In the ‘70s and ‘80s cocaine made another appearance on the baseball landscape, in a new and improved form. Most Valuable Players Dave Parker and Keith Hernandez found themselves at the center of that firestorm of scandal. Tim Raines, the perennial all-star of the Montreal Expos was once asked why he slid head first so often when he stole a base. He replied that he didn’t want to break the cocaine vial in his back pocket. All these players went on with their superb careers. Again, baseball was reflecting the societal condition of the time.
And now we have steroids. But we also have smaller ballparks, and bigger salaries, and many players have personal trainers. We have weaker pitching, and we have a voyeuristic society with an insatiable desire to know the most personal details of its celebrities. If you combine those things with a “holier than thou” 21st century version of the Victorian mindset, it spells trouble; trouble for ballplayers, and trouble for our culture that loves to point fingers though the finger-pointers are far from chaste. We really needed a congressional committee to investigate steroid use? This is our government at work paid by our tax dollars? Doesn’t the government have bigger fish to fry? Christ! They can’t even police themselves, and their going to police baseball? Give me a break.
Twice before has government gotten involved with baseball, and both times it failed miserably. The first concerned baseball’s reserve clause. First challenged in 1885, it would take another 90 years for the judicial branch of the government to rule that baseball was indeed a business. The second had to do with the Black Sox scandal of 1919, when Chicago ballplayers were accused of throwing the World Series. Again our judicial system dropped the ball, pun intended, and cleared all players of any wrong doing. It took newly anointed baseball commissioner Kennesaw Mountain Landis to clean baseball’s house. He suspended the suspected players for life. Strike two federal government. And now they’re going to get to the bottom of the steroids scandal. I can’t wait to see how this one turns out. Oh, wait a minute, I can wait. As a matter of fact, I don’t care.

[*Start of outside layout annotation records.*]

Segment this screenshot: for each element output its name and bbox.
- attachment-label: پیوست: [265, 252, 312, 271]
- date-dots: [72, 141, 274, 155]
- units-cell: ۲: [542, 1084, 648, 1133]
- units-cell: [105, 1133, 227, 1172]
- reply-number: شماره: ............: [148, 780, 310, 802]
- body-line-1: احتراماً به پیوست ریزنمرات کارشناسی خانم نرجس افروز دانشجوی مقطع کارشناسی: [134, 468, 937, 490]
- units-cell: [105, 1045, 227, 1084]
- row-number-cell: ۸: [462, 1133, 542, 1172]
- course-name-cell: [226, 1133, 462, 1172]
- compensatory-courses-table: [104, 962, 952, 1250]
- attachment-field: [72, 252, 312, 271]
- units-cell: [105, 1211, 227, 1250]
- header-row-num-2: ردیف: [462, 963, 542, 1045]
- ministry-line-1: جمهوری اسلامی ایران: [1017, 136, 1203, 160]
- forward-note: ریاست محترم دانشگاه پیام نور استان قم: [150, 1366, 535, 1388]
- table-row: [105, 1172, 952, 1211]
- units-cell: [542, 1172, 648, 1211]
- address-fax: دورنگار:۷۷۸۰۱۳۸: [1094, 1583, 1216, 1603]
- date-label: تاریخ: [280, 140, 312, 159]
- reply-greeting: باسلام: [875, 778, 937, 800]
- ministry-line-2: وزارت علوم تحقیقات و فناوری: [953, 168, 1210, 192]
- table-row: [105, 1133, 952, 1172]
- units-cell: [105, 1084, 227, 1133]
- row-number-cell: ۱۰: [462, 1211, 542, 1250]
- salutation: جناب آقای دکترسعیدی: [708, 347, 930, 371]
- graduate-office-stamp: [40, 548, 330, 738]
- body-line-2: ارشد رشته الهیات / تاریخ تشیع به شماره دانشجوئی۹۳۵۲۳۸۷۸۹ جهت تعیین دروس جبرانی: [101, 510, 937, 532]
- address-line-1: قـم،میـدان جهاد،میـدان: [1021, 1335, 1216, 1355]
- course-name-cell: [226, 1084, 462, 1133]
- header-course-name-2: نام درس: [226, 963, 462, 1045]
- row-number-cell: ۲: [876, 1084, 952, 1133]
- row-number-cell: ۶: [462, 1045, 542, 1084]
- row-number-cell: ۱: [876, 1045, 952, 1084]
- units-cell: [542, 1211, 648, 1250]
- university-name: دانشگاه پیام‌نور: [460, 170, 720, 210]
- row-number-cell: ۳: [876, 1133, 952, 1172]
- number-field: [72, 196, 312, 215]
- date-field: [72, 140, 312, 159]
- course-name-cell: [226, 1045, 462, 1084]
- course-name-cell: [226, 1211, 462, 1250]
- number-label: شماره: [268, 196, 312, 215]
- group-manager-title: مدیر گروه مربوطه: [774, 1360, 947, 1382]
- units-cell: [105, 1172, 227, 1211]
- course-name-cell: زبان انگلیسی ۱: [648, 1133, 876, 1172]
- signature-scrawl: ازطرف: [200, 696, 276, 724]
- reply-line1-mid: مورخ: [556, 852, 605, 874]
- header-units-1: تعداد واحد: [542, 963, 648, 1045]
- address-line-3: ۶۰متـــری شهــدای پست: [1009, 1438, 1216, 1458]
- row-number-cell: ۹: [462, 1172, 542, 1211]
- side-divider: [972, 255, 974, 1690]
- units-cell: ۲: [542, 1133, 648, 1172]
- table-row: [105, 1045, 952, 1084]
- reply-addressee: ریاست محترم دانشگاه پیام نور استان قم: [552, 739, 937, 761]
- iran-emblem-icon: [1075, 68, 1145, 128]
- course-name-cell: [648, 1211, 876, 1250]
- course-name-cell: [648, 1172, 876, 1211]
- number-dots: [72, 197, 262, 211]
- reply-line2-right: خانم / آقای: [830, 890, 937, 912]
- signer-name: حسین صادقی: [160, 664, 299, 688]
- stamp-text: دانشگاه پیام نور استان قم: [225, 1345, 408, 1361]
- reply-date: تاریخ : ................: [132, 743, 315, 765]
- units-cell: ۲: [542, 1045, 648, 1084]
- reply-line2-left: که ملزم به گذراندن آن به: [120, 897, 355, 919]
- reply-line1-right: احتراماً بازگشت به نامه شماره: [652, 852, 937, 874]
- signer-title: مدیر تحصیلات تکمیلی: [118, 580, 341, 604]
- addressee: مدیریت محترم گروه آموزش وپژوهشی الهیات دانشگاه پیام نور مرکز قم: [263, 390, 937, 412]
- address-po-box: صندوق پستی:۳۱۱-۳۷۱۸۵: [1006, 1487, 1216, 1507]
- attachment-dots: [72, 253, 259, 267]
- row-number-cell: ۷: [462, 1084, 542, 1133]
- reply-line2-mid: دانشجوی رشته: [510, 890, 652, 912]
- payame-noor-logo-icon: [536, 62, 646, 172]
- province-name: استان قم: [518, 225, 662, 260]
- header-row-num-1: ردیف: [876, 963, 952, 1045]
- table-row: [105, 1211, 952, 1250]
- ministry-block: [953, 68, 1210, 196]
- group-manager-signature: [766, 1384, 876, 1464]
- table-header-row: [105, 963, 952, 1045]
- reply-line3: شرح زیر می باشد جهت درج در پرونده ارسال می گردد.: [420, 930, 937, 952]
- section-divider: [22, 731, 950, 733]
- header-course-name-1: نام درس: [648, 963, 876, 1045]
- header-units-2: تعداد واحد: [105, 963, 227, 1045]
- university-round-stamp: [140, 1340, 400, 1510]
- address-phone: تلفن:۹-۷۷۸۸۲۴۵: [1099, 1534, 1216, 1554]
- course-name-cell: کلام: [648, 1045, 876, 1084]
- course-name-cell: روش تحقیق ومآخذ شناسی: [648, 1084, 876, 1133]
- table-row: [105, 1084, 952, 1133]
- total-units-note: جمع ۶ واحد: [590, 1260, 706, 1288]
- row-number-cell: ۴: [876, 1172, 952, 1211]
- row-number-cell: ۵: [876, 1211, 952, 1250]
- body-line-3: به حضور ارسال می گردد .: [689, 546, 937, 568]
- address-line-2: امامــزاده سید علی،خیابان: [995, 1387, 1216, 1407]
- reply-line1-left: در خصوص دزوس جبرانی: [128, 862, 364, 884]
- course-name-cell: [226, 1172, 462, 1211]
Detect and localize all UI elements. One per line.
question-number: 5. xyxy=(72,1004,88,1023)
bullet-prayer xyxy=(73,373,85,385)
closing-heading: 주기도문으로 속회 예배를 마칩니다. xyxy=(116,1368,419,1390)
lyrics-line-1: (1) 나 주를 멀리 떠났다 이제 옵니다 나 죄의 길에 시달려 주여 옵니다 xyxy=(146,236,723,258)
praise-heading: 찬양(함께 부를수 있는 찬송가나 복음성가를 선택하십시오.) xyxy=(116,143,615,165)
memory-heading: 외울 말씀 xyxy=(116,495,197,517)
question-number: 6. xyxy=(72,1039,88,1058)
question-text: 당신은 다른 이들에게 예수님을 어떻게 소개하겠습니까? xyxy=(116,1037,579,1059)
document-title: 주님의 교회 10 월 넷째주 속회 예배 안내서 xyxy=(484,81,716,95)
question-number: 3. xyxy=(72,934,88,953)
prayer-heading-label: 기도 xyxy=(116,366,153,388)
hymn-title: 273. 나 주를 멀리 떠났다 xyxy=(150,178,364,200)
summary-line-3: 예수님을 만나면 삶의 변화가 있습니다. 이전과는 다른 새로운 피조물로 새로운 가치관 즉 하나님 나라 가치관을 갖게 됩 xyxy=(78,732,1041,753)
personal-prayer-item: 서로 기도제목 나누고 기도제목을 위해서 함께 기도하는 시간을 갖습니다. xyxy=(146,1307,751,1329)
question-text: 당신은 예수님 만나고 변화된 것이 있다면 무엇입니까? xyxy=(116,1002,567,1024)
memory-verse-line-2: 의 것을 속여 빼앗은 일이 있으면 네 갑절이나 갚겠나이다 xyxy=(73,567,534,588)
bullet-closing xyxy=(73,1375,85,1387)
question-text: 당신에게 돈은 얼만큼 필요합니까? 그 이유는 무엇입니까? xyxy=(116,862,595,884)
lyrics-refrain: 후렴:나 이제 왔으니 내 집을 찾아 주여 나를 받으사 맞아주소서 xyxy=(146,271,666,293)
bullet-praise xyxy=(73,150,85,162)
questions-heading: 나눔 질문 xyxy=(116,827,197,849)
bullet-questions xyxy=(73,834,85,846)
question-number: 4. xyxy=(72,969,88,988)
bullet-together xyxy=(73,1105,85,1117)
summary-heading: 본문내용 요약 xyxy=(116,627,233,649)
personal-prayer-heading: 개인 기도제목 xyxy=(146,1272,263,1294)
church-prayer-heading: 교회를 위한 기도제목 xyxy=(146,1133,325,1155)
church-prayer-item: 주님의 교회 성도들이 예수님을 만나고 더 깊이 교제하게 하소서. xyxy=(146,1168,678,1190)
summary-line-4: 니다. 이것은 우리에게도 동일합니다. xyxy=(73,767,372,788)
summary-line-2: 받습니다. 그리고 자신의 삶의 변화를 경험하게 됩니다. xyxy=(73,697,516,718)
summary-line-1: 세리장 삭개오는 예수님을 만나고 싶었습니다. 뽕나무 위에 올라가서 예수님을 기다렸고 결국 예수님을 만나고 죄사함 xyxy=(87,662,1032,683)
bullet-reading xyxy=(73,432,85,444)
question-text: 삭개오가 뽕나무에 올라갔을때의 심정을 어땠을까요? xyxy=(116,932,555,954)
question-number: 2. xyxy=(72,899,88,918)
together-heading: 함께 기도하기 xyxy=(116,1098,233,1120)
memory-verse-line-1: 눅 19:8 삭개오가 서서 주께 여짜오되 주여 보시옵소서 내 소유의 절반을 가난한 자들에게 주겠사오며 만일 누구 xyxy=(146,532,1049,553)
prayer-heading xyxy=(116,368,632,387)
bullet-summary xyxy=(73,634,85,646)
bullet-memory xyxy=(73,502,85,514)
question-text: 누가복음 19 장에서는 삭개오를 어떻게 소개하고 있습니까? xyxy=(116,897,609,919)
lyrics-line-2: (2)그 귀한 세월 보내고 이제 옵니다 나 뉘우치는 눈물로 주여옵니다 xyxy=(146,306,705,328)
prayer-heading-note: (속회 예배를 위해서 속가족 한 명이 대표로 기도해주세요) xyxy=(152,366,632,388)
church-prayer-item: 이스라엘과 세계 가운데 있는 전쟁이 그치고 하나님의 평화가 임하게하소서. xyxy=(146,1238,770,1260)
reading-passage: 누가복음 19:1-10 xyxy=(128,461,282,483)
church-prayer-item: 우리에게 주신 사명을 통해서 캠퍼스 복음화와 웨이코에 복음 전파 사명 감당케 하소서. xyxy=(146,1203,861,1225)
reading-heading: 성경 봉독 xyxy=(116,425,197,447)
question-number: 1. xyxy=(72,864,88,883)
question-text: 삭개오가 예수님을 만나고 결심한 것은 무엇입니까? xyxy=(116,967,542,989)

Sports writers and news journalists, the embodiment of all that is good in the world, have taken a stance against any player suspected of steroid use. Mark McGuire falls into this category. A point has been made to show how steroid rumors hurt his chances for the Hall of Fame. It couldn’t possibly be because he was a lifetime .263 hitter who struck out frequently could it? No, let’s make steroid the reason, voters will show him.
When did sportswriters become the moral entrepreneurs for America? They call the records set during this period tainted. No more tainted than the records set before integration. No more tainted than the records that were set before night baseball. No more tainted than the records set when ballparks had foul lines less than 270 feet from home plate, or pitchers regularly doctored the ball, or when only one umpire was used, I could go on but I’m not as pompous as those throwing the stones these days. Asterisks my ass, it’s just another turbulent time in baseball; disappointing yes, the decline of our civilization as we know it, not hardly. Sadly, something will come along to take steroids place. It's the way our society works if you haven't noticed for the last two hundred years or so.
The games stars implicated in this mess haven’t fallen, they’ve just moved with baseball’s celestial sky.
Did you ever notice how cumulus clouds occasionally can resemble bellybutton lint, now that’s fascinating!